Le Gouvernement et sa majorité persistent et signent. À l'issue des travaux de la commission, le présent projet de loi de financement de la sécurité sociale ne comporte malheureusement pas d'améliorations par rapport au texte initial. Nos collègues sénateurs ont pourtant apporté de nombreux enrichissements que le groupe Les Républicains soutient, mais les amendements déposés par la majorité visent à les supprimer, ce qui augure mal de la discussion à venir, d'autant que les questions fondamentales que nous avons posées restent sans réponse.
Lors de la première lecture, l'ordre du jour de notre assemblée avait relégué l'examen de ce PLFSS en fin de semaine ; cette fois, nous en débattons en tout début de semaine. Il n'est pas sérieux de nous imposer une telle accélération du calendrier et des délais de dépôt d'amendements irréalistes.
Compte tenu du peu de temps qui nous est imparti, il est bien difficile de trouver une ligne directrice dans ce catalogue de mesures éparses, qui contient au demeurant bon nombre de cavaliers sociaux. Cela ne suffit pas à faire une loi santé. À l'approche de l'élection présidentielle, vous ouvrez le carnet de chèques – en bois – pour tenter de rattraper ce que vous avez omis de faire pendant le quinquennat. Mais le calendrier se rétrécit et il est désormais trop tard. En commission, vous avez détricoté le texte du Sénat.
Certaines mesures sociales vont dans le bon sens, nous l'avions souligné en première lecture, mais l'ensemble du texte ne répond pas aux grands enjeux : garantir un accès aux soins de qualité pour tous, assurer la sérénité dans les hôpitaux ou encore préserver la médecine libérale. Ainsi, quelle réponse apportez-vous à la pénurie de main-d'œuvre et à la fermeture de lits dans des proportions plus importantes encore qu'avant la crise sanitaire ? En raison de l'extension de la cinquième vague de l'épidémie, les conditions d'accueil à l'hôpital risquent de devenir critiques.
La facture du Ségur de la santé n'a pas calmé le malaise des professionnels. Que répondez-vous aux colères des sages-femmes ou des infirmières anesthésistes, qui sont les oubliées de votre politique ? Que répondez-vous aux aides-soignants ou aux formateurs de la Croix-Rouge ? Vous ne ferez pas de médecine sans les médecins et sans les personnels paramédicaux.
Malgré un retour à l'excédent de la branche famille, vous ne relancez pas la politique familiale, à l'arrêt depuis quatre ans, alors que la crise sanitaire l'a rendue encore plus nécessaire.

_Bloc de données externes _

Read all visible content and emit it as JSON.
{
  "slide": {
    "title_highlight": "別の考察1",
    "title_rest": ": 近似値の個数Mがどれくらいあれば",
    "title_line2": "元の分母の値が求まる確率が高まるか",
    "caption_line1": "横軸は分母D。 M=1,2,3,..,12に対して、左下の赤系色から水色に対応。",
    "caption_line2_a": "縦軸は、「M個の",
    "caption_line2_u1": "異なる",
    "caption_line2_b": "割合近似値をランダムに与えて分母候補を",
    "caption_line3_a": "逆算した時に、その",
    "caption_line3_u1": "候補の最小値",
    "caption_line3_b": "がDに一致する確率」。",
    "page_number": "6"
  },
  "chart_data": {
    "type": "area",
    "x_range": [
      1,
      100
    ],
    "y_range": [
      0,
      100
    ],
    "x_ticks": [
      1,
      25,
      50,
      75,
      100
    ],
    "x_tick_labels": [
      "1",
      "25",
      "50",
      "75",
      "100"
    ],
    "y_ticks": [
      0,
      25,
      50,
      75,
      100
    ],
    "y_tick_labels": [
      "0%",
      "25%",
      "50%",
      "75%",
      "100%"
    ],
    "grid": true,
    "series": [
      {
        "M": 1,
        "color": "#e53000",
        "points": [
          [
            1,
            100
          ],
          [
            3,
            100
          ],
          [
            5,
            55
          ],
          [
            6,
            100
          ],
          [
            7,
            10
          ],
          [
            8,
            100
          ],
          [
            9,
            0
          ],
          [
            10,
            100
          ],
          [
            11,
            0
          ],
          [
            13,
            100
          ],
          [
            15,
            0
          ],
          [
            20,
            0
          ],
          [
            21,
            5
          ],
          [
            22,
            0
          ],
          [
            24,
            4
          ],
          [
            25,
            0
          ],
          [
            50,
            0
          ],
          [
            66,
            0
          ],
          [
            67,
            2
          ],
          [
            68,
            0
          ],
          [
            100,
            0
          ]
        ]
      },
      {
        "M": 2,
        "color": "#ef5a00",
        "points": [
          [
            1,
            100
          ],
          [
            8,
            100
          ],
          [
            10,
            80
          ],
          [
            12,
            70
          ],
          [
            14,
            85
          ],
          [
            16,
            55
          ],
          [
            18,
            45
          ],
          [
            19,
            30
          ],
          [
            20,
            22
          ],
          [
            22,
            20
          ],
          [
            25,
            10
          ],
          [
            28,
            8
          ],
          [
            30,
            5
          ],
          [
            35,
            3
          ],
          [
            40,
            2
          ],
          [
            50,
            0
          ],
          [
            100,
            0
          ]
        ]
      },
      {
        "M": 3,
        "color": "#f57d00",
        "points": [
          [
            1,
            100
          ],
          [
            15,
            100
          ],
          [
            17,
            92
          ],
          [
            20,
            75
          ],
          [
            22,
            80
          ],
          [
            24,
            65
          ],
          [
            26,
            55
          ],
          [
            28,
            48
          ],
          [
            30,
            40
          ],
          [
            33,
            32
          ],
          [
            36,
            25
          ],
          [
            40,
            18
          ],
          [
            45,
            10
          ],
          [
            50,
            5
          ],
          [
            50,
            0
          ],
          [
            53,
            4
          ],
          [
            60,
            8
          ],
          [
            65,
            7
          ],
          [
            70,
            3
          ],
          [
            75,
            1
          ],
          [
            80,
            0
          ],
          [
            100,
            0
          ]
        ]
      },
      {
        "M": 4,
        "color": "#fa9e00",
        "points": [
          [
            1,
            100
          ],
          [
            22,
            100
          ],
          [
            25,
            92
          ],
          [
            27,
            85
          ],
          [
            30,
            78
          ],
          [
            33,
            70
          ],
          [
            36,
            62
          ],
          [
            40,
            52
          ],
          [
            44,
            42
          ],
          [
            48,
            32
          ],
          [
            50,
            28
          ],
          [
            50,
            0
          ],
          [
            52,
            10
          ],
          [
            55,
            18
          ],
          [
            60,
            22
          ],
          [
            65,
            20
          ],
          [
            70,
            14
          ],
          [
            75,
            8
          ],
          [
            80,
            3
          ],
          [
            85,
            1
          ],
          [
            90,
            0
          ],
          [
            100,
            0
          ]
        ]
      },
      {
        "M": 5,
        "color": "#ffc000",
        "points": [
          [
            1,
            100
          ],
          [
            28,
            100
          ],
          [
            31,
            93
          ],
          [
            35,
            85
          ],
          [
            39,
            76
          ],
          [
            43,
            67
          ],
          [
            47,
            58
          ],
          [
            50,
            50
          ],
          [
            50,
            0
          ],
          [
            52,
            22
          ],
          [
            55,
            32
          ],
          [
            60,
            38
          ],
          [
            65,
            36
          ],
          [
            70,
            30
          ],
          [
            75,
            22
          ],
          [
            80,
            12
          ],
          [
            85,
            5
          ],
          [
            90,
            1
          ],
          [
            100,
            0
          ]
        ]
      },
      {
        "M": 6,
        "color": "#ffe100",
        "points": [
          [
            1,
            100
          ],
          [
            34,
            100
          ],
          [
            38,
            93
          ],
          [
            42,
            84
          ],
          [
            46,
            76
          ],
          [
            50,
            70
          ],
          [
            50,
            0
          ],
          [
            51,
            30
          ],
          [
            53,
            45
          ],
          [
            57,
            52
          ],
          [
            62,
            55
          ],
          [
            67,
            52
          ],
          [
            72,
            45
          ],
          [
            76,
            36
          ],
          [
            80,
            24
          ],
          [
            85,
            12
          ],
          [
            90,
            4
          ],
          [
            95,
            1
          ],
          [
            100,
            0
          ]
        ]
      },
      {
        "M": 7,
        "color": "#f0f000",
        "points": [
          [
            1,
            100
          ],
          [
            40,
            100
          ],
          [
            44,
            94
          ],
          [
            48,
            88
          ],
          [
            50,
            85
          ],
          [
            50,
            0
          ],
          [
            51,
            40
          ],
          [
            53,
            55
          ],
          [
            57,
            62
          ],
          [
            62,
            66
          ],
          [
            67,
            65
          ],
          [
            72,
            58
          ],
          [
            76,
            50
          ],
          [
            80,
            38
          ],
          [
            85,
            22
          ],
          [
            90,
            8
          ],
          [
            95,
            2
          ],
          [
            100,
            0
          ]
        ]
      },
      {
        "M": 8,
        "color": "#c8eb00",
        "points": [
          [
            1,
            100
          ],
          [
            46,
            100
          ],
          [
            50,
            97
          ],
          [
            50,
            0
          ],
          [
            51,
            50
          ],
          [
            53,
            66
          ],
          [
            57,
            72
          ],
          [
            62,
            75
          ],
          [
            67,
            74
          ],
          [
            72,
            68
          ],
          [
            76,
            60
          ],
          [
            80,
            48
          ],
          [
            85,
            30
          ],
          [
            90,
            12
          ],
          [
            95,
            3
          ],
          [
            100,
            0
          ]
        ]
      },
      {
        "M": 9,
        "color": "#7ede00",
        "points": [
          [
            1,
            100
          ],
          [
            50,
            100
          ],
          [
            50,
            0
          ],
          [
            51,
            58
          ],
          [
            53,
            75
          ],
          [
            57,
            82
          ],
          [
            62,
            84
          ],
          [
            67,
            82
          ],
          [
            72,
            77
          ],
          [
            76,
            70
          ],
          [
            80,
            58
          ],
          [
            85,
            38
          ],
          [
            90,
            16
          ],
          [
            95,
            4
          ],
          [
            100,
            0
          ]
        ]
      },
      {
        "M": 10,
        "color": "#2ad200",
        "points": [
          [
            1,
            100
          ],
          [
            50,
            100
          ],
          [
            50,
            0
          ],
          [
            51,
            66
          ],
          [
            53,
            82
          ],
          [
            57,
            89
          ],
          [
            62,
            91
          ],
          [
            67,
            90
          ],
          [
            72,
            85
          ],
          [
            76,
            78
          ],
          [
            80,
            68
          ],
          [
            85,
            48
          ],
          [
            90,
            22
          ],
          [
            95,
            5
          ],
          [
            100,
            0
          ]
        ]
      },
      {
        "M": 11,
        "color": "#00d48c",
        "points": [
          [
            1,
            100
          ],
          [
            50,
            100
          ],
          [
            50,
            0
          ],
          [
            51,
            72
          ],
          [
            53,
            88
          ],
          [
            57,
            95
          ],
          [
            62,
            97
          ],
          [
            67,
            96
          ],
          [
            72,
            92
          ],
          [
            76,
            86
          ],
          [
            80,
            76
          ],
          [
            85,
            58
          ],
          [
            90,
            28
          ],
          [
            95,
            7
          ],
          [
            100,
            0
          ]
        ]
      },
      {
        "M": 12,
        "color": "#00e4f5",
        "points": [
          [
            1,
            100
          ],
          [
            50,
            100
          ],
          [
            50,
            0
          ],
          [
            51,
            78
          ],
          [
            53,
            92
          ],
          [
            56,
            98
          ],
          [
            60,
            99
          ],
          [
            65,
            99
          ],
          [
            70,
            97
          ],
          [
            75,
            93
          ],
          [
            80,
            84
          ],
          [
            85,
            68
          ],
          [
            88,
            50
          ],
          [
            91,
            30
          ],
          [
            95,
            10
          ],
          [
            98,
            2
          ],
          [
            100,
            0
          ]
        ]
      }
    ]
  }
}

Vous avez enterré la loi « grand âge et autonomie » : quelles sont donc les perspectives de la cinquième branche ? Vous avez même supprimé, en commission, les dispositions relatives à la convocation d'une conférence nationale des générations et de l'autonomie, pour vous contenter de la remise d'un simple rapport. Mais, mes chers collègues, les rapports n'ont jamais fait la loi !
Vous avez choisi de ne pas proposer de mesures de maîtrise des dépenses et vous poursuivez au contraire la politique de déficits de la sécurité sociale à moyen terme, déficits qui ne diminueraient plus et qui, de l'aveu même du ministre délégué chargé des comptes publics, se stabiliseraient autour de 15 milliards d'euros par an. Or il est essentiel de tracer une perspective d'équilibre : c'est un impératif de bonne gestion des finances sociales, que la Cour des comptes recommande d'ailleurs.
À la fin de l'année 2021, l'URSSAF, caisse nationale, devrait supporter environ 50 milliards d'euros de déficits cumulés des différentes branches. Le déficit des administrations de la sécurité sociale devrait s'élever à 34,4 milliards à la fin de l'année en cours. Dès à présent, il est certain que le plafond de 92 milliards d'autorisations de reprise de déficits par la Caisse d'amortissement de la dette sociale (CADES) au titre des exercices 2020 à 2023 ne permettra pas de couvrir le déficit de 2023. À la lecture de l'annexe B, nous ne pouvons qu'être perplexes sur l'échéance d'extinction de la dette sociale qui doit intervenir avant le 31 décembre 2033. Aussi, nous vous posons la question suivante : jusqu'à quand envisagez-vous la dette sociale et dans quelle ampleur ?
Votre budget est très inquiétant, monsieur le ministre délégué. Vous mettez les déficits sous le tapis, ce qui n'est pas politiquement glorieux. Dans ce budget de l'esquive, vous refilez à vos successeurs et aux générations futures le mistigri de la dette qui, nous le craignons, deviendra explosif. C'est pourquoi, vous le comprendrez, le groupe Les Républicains ne votera pas le projet de loi.